"We might be able to develop a high-power suit in the future," Ukai said. "Within 20 years, we could make more energy-efficient electronic suits that produce enough energy for charges devices like an iPhone."
Many Japanese companies have been focused on the next few years because of the 2020 Olympic Games, which Tokyo will host. The expected influx of visitors has caused companies like mobile carrier NTT DoCoMo to roll out Japanese translation apps for smartphones that are more sophisticated than Google Translate.
Kobe Digital Labo, though, has a different approach. At the wearables expo, it was showing off a smartglasses app called WearAssist that, among other functions, recognizes Japanese text on a restaurant menu and offers English translations. Demoed on a pair of Epson Moverio smartglasses, it displays options such as "soba noodles" in basic green text. Touching a linked smartphone calls up more information on the dish.
The problem with the concept is that it presupposes that Olympics-going tourists will be sporting Google Glass or other head-mounted displays in five years. It also requires the target text to be registered in the app beforehand. Asking for help with a foreign menu the old-fashioned way, through basic conversation, seems far easier.
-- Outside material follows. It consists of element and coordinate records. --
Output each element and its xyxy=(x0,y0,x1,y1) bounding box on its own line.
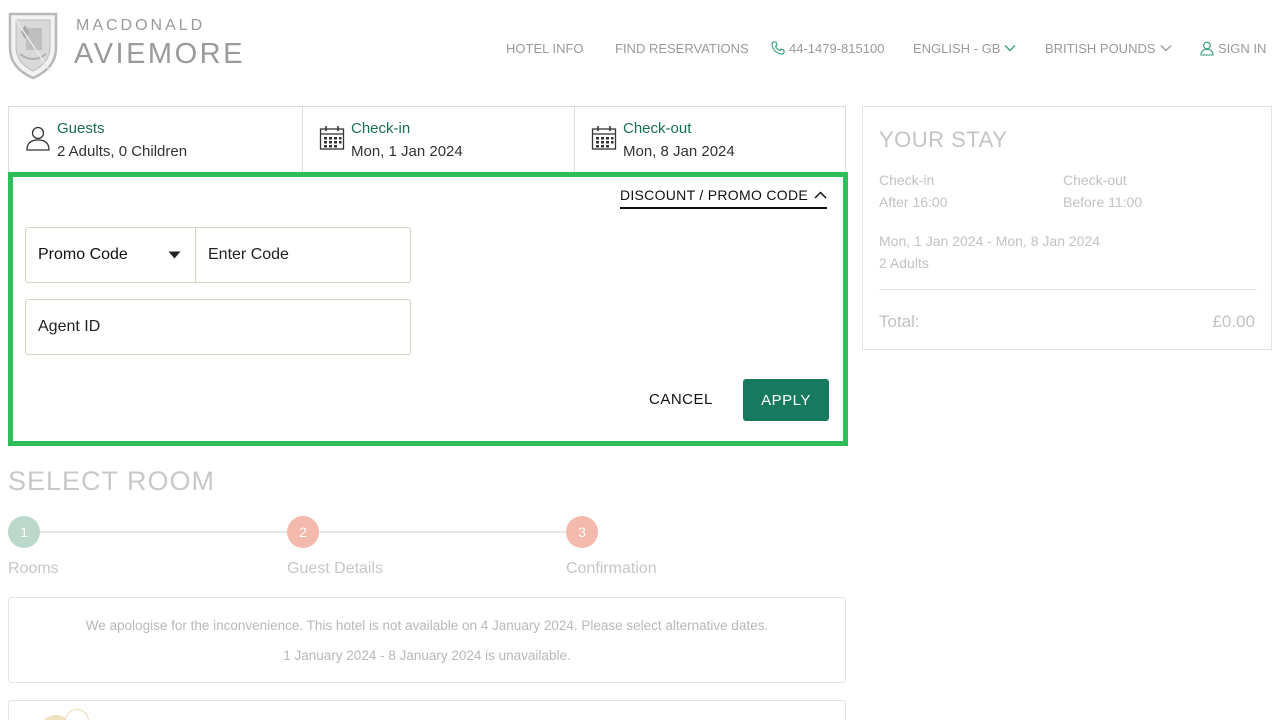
guests-selector[interactable]: Guests 2 Adults, 0 Children xyxy=(9,107,303,172)
cancel-button[interactable]: CANCEL xyxy=(649,391,713,408)
stay-checkout-time: Before 11:00 xyxy=(1063,194,1143,210)
brand-name-small: MACDONALD xyxy=(76,17,206,34)
step-connector xyxy=(40,531,287,533)
nav-find-reservations[interactable]: FIND RESERVATIONS xyxy=(615,38,749,58)
your-stay-card: YOUR STAY Check-in After 16:00 Check-out… xyxy=(862,106,1272,350)
checkout-value: Mon, 8 Jan 2024 xyxy=(623,143,735,160)
stay-dates: Mon, 1 Jan 2024 - Mon, 8 Jan 2024 xyxy=(879,233,1101,249)
agent-id-input[interactable]: Agent ID xyxy=(25,299,411,355)
step-2-label: Guest Details xyxy=(287,560,384,577)
stay-total-label: Total: xyxy=(879,312,920,331)
agent-id-placeholder: Agent ID xyxy=(38,318,101,335)
promo-code-group: Promo Code Enter Code xyxy=(25,227,411,283)
stay-total-value: £0.00 xyxy=(1212,312,1255,331)
promo-code-toggle[interactable]: DISCOUNT / PROMO CODE xyxy=(619,187,827,209)
nav-currency-select[interactable]: BRITISH POUNDS xyxy=(1045,38,1172,58)
checkin-value: Mon, 1 Jan 2024 xyxy=(351,143,463,160)
notice-line-2: 1 January 2024 - 8 January 2024 is unava… xyxy=(283,648,571,663)
promo-code-toggle-label: DISCOUNT / PROMO CODE xyxy=(619,187,808,203)
user-icon xyxy=(26,126,50,151)
stay-divider xyxy=(879,289,1257,290)
site-header: MACDONALD AVIEMORE HOTEL INFO FIND RESER… xyxy=(0,0,1280,96)
stay-checkin-time: After 16:00 xyxy=(879,194,948,210)
nav-phone[interactable]: 44-1479-815100 xyxy=(771,38,884,58)
nav-language-label: ENGLISH - GB xyxy=(913,40,1001,56)
chevron-down-icon xyxy=(1004,45,1016,52)
nav-find-reservations-label: FIND RESERVATIONS xyxy=(615,40,749,56)
stay-guests: 2 Adults xyxy=(879,255,929,271)
nav-sign-in-label: SIGN IN xyxy=(1218,40,1267,56)
stay-checkout-label: Check-out xyxy=(1063,172,1127,188)
promo-code-input[interactable]: Enter Code xyxy=(196,228,410,282)
nav-sign-in[interactable]: SIGN IN xyxy=(1200,38,1266,58)
calendar-icon xyxy=(319,126,345,150)
step-3-label: Confirmation xyxy=(566,560,657,577)
code-type-select[interactable]: Promo Code xyxy=(26,228,196,282)
guests-label: Guests xyxy=(57,120,105,137)
calendar-icon xyxy=(591,126,617,150)
promo-code-panel: DISCOUNT / PROMO CODE Promo Code Enter C… xyxy=(8,172,848,446)
phone-icon xyxy=(771,41,785,55)
checkin-selector[interactable]: Check-in Mon, 1 Jan 2024 xyxy=(303,107,575,172)
availability-notice: We apologise for the inconvenience. This… xyxy=(8,597,846,683)
chevron-up-icon xyxy=(814,191,827,199)
nav-hotel-info-label: HOTEL INFO xyxy=(506,40,584,56)
step-3-circle: 3 xyxy=(566,516,598,548)
step-2-circle: 2 xyxy=(287,516,319,548)
booking-search-bar: Guests 2 Adults, 0 Children Check-in Mon… xyxy=(8,106,846,172)
brand-name-big: AVIEMORE xyxy=(74,38,245,70)
promo-code-placeholder: Enter Code xyxy=(208,246,289,263)
shield-logo-icon[interactable] xyxy=(6,10,60,80)
step-1-label: Rooms xyxy=(8,560,59,577)
checkin-label: Check-in xyxy=(351,120,411,137)
nav-language-select[interactable]: ENGLISH - GB xyxy=(913,38,1016,58)
notice-line-1: We apologise for the inconvenience. This… xyxy=(85,618,769,633)
user-icon xyxy=(1200,41,1214,56)
room-card xyxy=(8,700,846,720)
select-room-title: SELECT ROOM xyxy=(8,466,216,496)
nav-hotel-info[interactable]: HOTEL INFO xyxy=(506,38,584,58)
guests-value: 2 Adults, 0 Children xyxy=(57,143,188,160)
room-badge-icon xyxy=(65,709,89,720)
apply-button[interactable]: APPLY xyxy=(743,379,829,421)
code-type-value: Promo Code xyxy=(38,246,128,263)
your-stay-title: YOUR STAY xyxy=(879,127,1008,152)
nav-currency-label: BRITISH POUNDS xyxy=(1045,40,1156,56)
checkout-selector[interactable]: Check-out Mon, 8 Jan 2024 xyxy=(575,107,845,172)
nav-phone-label: 44-1479-815100 xyxy=(789,40,885,56)
caret-down-icon xyxy=(168,251,181,259)
stay-checkin-label: Check-in xyxy=(879,172,935,188)
step-connector xyxy=(319,531,566,533)
chevron-down-icon xyxy=(1160,45,1171,52)
checkout-label: Check-out xyxy=(623,120,692,137)
step-1-circle: 1 xyxy=(8,516,40,548)
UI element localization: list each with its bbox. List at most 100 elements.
"We would like to implement this during the Olympics but the data has to be input first," said Makiko Kawamura of Kobe Digital Labo, a website development and IT consulting firm.
If anything the expo -- which has drawn thousands of people to Tokyo Big Sight -- has shown that if wearables are going to get off the ground, they'll have to make life easier, not more complex, and not try to meet a need where they may not be one in the first place.